Burning garden rubbish and toasting marshmallows - bliss.
Burning garden rubbish and toasting marshmallows - bliss.
My sister sent me a link to this quiz. It measure how you would fare as a 1930s wife.
8 As a 1930s wife, I am |
As you can see I failed. I think I'm glad I failed.
Poor Tom.
Hannah turned 8 today. I don't know where the years have gone. She made an untimely entrance into the world on the 18th June 2000. She wasn't due to make that entrance until the 4th September. Arriving 11 weeks premature is a rocky start, but she amazed us all. Breathing on her own from the beginning she was a pretty determined little thing. I only got to see her for a moment before they whipped her away to NICU (Neonatal Intensive Care Unit). The next time I saw her she looked so small and helpless lying in the incubator with tubes all over her tiny body, she only weighed 1120grams (about 2.5lbs). I thought my heart would break
There were a couple of scares, a heart murmer that they treated but then it opened again, a blood transfusion and endless drugs and treatments to keep her alive. She handled it all - we tried to handle it as best we could, needless to say it was an emotional and stressful time. The worst day was the day I was discharged and I had to leave the hospital without her. From then on we spent all day, every day with her. Sitting beside the incubator with our hands in the openings talking to her, stroking her gently and holding her tiny hands. Eventually we were allowed to hold her for short periods of time and then when she 'graduated' to a special care unit we were able to do normal things like feed and bath her, change nappies and dress her as she built up strength and put on weight. All this time I was expressing milk every 4 hours. I had the alarm set for 3am and Tom would bring me a cup of tea while I sat attached to the electric breast pump, thinking about the dairy cows down the road that were doing pretty much the same thing right now. It was hell, but it was worth it. Each day I'd take those precious containers of milk to the hospital where they kept a frozen supply of them and Hannah would be fed by gavage. Eventually she could have it from a bottle and then, one day, I was able to breastfeed her myself - that was cause for celebration. Nine weeks after she was born we got to bring her home, she weighed 2.5 kilos (5.5lbs), still not very big really.

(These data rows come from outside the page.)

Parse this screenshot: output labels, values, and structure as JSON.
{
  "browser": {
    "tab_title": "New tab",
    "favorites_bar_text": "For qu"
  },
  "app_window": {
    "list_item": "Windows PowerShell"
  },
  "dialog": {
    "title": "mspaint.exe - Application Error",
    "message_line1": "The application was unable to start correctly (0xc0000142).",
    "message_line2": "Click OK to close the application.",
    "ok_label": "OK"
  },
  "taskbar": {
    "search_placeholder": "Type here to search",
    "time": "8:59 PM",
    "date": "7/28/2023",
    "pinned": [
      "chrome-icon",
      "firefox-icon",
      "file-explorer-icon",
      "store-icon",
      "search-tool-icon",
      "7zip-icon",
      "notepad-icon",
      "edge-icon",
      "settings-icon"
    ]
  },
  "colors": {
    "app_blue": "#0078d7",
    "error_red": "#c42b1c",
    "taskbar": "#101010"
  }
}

We are so lucky that Hannah has had no medical problems as a result of her prematurity, it could have been very different. Lots of premature babies have ongoing lung disease, brain bleeds and many, many other physical, mental and developmental problems. Hannah is healthy, happy and energetic. But every time her birthday comes around I can't help but look at her and marvel at how she handled those early days, all the pain and discomfort she must have felt and yet she fought on and survived. She is an amazing child and I love her beyond words.

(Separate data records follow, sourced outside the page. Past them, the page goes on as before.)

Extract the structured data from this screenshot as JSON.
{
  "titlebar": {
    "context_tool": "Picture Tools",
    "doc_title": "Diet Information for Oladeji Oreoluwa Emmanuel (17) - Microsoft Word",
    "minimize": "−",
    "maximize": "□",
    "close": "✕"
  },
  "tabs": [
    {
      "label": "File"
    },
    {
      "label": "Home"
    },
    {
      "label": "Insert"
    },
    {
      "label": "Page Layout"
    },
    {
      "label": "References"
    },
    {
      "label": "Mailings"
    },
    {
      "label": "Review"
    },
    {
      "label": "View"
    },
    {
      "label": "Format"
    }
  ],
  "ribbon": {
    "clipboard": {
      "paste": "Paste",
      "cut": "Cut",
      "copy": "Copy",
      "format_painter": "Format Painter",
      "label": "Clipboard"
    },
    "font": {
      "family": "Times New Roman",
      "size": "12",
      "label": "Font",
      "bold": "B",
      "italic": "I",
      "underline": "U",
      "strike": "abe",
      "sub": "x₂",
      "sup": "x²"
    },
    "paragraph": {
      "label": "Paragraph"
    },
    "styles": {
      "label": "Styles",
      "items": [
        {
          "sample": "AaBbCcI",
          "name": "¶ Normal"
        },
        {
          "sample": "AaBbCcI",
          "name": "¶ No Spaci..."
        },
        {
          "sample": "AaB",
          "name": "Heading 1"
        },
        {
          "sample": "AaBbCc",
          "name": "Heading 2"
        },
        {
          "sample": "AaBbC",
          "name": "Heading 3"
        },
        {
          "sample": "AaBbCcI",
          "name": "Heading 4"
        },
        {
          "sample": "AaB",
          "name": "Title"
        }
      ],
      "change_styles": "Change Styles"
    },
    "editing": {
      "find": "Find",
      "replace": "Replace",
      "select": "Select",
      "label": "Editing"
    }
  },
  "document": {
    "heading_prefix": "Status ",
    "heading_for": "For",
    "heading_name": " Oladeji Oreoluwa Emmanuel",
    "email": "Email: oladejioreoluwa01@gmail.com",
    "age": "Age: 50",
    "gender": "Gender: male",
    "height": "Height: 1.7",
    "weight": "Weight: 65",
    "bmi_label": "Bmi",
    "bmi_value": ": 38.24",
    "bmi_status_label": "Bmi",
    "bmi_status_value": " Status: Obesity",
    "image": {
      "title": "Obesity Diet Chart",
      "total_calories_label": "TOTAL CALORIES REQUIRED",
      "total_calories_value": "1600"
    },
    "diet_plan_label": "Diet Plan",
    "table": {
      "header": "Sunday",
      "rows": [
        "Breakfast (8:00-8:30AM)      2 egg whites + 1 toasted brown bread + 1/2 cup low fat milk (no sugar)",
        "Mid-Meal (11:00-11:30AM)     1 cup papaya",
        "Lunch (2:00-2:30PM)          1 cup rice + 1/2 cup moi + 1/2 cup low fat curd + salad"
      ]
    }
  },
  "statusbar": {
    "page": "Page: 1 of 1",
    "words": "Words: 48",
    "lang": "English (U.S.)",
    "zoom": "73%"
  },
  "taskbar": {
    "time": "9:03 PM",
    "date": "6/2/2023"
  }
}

For her birthday she wanted a Nintendo (I had to ask my sisters what this was and get advice on what to buy). She also wanted her ears pierced. So after school we did this..
Uh oh, am I doing the right thing...?
Too late to change your mind now....brace yourself...
That hurt Mummy.
Of course the pain was momentary and she is now delighted with her sparkly studs. We came home to a slap up birthday dinner and the best ear healing medicine there is....chocolate mud cake.

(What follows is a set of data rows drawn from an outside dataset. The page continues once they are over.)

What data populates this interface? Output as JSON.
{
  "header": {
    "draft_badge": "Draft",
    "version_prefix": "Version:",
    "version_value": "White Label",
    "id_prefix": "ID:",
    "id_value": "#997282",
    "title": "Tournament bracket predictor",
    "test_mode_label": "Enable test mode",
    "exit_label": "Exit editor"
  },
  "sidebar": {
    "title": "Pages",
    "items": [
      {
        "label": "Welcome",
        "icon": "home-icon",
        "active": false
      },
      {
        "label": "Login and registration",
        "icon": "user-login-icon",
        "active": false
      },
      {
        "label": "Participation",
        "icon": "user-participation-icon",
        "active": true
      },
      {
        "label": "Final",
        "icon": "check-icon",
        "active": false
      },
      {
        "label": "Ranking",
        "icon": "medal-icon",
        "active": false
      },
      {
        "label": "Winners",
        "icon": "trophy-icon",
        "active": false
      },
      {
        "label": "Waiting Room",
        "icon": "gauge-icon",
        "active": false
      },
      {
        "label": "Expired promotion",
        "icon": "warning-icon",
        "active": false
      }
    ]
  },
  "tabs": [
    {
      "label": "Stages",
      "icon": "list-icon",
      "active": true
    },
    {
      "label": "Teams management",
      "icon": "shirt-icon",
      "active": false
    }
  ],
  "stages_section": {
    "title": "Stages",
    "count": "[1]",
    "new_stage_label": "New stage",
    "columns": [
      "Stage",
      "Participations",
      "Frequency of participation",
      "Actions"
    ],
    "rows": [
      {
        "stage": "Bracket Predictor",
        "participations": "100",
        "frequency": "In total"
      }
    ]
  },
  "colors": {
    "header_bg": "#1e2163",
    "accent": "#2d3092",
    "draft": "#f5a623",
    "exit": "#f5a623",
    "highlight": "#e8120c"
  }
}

Happy Birthday Hannah Bear!!
Well hello there. Finally.... I have returned. I have optimistically titled this post 'new and improved' but really only time will tell. There is every possibility that this blog is just as old and crap as it always was so don't get your hopes up.
So what has happened since last I posted anything substantial? Well, first of all....winter came...we have had fog and rain and cold (I know you've missed my weather reports).
Then it got really cold....it was this cold this morning.
Brrrrr.
Apart from that it's just been me spending a couple of months stumbling around in a fog of melancholy and confusion. It seems that after quite a few years of having life a certain way I woke up and found that things had changed. They'd changed in a good way, but suddenly I had access to the person I used to be before I was a mother. Suddenly I had the time and space in my life to be the old me a bit more. Trouble was I couldn't remember who the old me really was or what I used to do (oh by the way, I'm still a mother - I haven't sold them on eBay, tempting as that might be). I won't go on about my recent experiences in this post but I can't promise I won't mention it again. Because it's been interesting (for me anyway) and as you know, the more trivial, self absorbed and inane a topic....the more I want to write about it. You're warned.
As well as not blogging, I've hardly even been reading my favourite blogs, so I'm now doing the rounds trying to catch up on everyone's posts - so you'll be finding a comment or two from me. I was reminded in an email from a blogging friend recently that one of the best things about doing this crazy blogging thing is the community that develops and the cyber friends you make (not to be confused with Cybermen - because they're just creepy and not that friendly). She's absolutely right. I didn't start this with that in mind, but it's been a bonus.
So I'm glad to be back, thank you to all of my cybermen cyber friends who commented supportively and also those who were supportive by email. I hope you don't live to regret it as I come crashing back into the blogosphere.